Alla battaglia sugli affitti, sin dall’inizio della pandemia, hanno aderito gruppi di varie parti d’Europa: in Italia sono attivi specialmente nuclei territoriali a Bologna, Firenze, Roma e Milano. Ai picchetti antisfratto, sempre più frequenti, queste nuove reti alternano momenti di confronto , anche con le realtà che promuovono la manifestazione del 26 dopo le prime collaborazioni per l’Housing Action Day, giornata internazionale per il diritto alla casa, e per il Convegno sull’abitare, che si è tenuto all’occupazione abitativa Metropoliz, l’ex salumificio in via Prenestina a Roma.

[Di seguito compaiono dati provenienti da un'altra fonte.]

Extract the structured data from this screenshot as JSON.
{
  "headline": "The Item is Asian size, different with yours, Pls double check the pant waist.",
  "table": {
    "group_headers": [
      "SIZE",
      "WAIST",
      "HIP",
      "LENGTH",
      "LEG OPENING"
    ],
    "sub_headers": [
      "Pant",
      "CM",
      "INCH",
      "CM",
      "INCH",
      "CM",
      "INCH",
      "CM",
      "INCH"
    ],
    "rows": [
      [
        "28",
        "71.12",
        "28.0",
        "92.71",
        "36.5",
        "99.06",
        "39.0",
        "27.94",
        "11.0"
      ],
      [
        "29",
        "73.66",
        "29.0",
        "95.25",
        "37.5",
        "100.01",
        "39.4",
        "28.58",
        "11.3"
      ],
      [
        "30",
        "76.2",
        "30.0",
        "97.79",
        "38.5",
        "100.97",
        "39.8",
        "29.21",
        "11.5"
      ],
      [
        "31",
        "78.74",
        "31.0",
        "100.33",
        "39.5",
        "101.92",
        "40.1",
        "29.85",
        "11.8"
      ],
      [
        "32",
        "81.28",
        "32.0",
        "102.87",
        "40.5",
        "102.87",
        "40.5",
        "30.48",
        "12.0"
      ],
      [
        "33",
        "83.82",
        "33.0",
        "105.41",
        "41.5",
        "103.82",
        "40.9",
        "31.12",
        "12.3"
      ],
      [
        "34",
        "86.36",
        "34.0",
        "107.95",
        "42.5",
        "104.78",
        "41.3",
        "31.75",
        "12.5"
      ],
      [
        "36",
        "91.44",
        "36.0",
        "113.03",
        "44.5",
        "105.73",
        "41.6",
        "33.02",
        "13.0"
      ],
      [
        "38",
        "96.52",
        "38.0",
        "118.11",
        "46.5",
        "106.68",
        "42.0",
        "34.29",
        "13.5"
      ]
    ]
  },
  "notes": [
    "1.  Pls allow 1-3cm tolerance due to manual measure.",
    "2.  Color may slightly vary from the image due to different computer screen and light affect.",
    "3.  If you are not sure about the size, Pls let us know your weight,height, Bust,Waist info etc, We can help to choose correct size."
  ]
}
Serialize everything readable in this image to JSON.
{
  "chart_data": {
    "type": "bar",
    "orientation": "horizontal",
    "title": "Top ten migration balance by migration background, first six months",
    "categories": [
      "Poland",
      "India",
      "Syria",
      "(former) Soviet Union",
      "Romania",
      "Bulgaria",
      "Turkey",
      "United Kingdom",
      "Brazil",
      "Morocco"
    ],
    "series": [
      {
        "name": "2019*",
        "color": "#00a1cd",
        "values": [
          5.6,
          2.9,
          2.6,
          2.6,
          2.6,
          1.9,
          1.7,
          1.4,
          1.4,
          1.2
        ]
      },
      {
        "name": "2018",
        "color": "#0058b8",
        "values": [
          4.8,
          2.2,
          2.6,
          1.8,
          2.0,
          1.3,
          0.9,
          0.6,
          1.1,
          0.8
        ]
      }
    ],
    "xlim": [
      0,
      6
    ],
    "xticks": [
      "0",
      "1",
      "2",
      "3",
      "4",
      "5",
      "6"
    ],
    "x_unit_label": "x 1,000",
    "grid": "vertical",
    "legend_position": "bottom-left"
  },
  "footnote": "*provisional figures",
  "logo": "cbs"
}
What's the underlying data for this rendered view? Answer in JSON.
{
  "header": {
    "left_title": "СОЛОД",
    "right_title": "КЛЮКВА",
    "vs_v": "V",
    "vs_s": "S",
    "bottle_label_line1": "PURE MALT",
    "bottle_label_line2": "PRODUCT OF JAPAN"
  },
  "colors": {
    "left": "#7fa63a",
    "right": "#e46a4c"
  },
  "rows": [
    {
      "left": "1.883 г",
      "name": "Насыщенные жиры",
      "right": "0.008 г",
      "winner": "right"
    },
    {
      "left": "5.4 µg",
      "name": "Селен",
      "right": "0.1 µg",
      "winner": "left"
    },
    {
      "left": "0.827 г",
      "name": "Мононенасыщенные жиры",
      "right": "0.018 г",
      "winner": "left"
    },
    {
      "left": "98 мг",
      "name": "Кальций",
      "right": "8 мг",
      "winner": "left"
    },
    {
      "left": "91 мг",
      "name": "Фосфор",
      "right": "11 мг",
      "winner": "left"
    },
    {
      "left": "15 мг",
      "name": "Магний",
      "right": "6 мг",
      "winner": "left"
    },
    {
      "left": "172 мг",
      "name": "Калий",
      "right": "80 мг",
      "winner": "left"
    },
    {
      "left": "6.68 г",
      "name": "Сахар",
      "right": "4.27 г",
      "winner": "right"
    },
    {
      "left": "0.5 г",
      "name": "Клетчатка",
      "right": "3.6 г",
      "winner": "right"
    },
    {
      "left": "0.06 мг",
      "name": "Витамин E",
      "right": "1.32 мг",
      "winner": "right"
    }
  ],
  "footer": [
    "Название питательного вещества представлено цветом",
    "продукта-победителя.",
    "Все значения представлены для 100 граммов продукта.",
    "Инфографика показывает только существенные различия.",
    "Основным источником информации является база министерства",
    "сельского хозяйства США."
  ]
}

Un lavoro comune di impegno di critica e proposta. In questo contesto si è costruito un ragionamento ampio sul diritto alla casa che pone al centro questioni più complessive e strutturali come la tassazione del vuoto, lo stop degli sfratti e degli sgomberi, il cosiddetto “rent control” e la creazione di un nuovo piano per l’Erp a zero consumo di suolo, oltre all’abrogazione dell’articolo 5 del Piano Casa Lupi, che vieta la residenza a chi occupa per necessità. Ne è emerso un piano articolato, che si struttura su cinque punti e che si indirizza verso la formulazione di una legge di iniziativa popolare che prevede anche una petizione online.